Meta’s Superintelligence Labs, launched in 2025, has been acquiring AI researchers at prices that have reset market expectations. Ruoming Pang, Apple’s former head of foundation model development, received a compensation package valued at $200 million over several years to join Meta — more than Apple pays any employee except Tim Cook, according to Bloomberg. Wired reported packages reaching $300 million over four years, with first-year compensation exceeding $100 million. OpenAI CEO Sam Altman confirmed on the Uncapped podcast that Meta had extended offers with “$100 million signing bonuses” to key researchers. Meta also invested $14.3 billion in Scale AI, gaining its CEO Alexandr Wang as co-head of Superintelligence Labs alongside former GitHub CEO Nat Friedman.

OpenAI responded by raising compensation for existing staff. The company’s total stock-based compensation in 2024 reached $4.4 billion — exceeding its revenue for the same period, according to The Information.

Current Levels.fyi data for April 2026 shows a new compensation ceiling. The median total package for a software engineer at OpenAI in the Bay Area is $605,000 annually; the highest recorded figure is $1.24 million at the L6 level. At Anthropic, the median is $575,000 with a ceiling of $890,000. Research scientists at Meta earn between $305,000 and $581,000 in base pay, with a median around $400,000 — before stock awards that can double or triple the total package.

Where the Hiring Is

OpenAI plans to grow from 4,500 to 8,000 employees by the end of 2026, according to Financial Times sources, which also reported the company has taken new office space in San Francisco, bringing its total footprint in the city above one million square feet. New roles are concentrated in product development, engineering, research, and sales. CEO of the applications division Fidji Simo told employees in a meeting cited by The Wall Street Journal that OpenAI is “actively looking at what areas to deprioritize” to focus on enterprise and coding products.

The urgency is partly competitive.
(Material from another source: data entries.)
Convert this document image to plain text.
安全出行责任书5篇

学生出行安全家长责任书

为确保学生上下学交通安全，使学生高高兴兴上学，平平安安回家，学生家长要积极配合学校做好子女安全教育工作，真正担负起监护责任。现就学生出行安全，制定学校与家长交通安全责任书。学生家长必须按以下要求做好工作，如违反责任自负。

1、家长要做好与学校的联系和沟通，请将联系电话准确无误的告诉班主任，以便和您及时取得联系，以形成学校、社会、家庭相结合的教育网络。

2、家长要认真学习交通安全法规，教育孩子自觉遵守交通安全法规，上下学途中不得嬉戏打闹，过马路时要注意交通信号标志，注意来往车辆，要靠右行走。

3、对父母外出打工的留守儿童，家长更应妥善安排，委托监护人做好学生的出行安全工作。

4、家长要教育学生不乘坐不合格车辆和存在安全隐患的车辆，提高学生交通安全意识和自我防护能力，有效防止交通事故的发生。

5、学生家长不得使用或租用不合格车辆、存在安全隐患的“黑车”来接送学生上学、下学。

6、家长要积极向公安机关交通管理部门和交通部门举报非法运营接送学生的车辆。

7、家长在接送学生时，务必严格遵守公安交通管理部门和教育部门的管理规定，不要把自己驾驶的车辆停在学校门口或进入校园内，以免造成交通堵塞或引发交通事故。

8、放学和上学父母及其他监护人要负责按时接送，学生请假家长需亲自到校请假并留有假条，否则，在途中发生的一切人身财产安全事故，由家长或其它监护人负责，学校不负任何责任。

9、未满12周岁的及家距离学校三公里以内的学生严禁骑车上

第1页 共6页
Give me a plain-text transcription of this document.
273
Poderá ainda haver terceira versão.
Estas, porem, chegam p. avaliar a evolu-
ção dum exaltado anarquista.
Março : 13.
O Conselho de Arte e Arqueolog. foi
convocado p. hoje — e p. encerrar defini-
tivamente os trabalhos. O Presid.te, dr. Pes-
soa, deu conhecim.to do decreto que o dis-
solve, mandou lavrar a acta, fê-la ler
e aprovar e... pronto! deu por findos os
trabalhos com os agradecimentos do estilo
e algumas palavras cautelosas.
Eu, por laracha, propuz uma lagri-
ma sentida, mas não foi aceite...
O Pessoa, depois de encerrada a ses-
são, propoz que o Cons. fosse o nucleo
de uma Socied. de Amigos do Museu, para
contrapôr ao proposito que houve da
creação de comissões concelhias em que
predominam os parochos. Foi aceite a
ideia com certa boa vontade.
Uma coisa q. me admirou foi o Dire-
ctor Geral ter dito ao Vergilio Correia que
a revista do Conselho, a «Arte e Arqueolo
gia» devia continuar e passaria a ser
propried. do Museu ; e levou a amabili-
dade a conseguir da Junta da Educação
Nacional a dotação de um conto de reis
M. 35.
Anthropic now captures 73% of spending by business customers purchasing AI tools for the first time, according to payment platform Ramp — a segment OpenAI held a year ago. Anthropic has also been hiring aggressively, opening hundreds of positions in San Francisco, Seattle, and Dublin, where the company announced plans to create 200 jobs by 2027.

Demand for AI engineering roles is growing faster than any other tech category. Bay Area positions account for 32% of all AI engineer job postings in the United States, according to TrueUp. The machine learning engineer role grew 41.8% year over year in 2025 — the fastest growth of any engineering title. Tech roles make up 11.6% of all Bay Area employment, more than double the national figure of 5.6%, according to CBRE.

Entry-Level Has Collapsed

At the other end of the market, entry-level hiring has sharply contracted. New graduate hiring at the 15 largest tech companies has fallen more than 50% compared with 2019, according to a report by venture firm SignalFire. In 2024, entry-level tech hiring fell another 25% year over year.

Internship applications have surged: tech internship postings this season attracted 2.5 times as many applicants as in recent years, and data science and software engineering roles drew six times the typical volume, according to Glassdoor. Daniel Kao, who manages Glassdoor’s internal internship program, said recent graduates who have not found permanent work are now competing directly with current students for summer internship slots.

“I don’t think college guarantees anything at all,” Billy Meneses, a 21-year-old Stanford student, told SF Standard. “Even in a place like Stanford, it’s easier, but it’s still hard if you don’t have real technical skills.”

California’s Broader Picture

California’s unemployment rate stood at 5.4% in January 2026, falling for the third consecutive month, according to the California Employment Development Department, compared with 4.3% nationally. The state added 93,500 jobs in January, but gains were concentrated in healthcare and education. Tech contributed little to that growth.

UCLA Anderson Forecast projects California unemployment will peak at 6.2% in early 2026, averaging 5.9% for the year, with recovery beginning toward the end of 2026 and accelerating into 2027 — contingent on renewed growth in tech, durable goods manufacturing, and construction.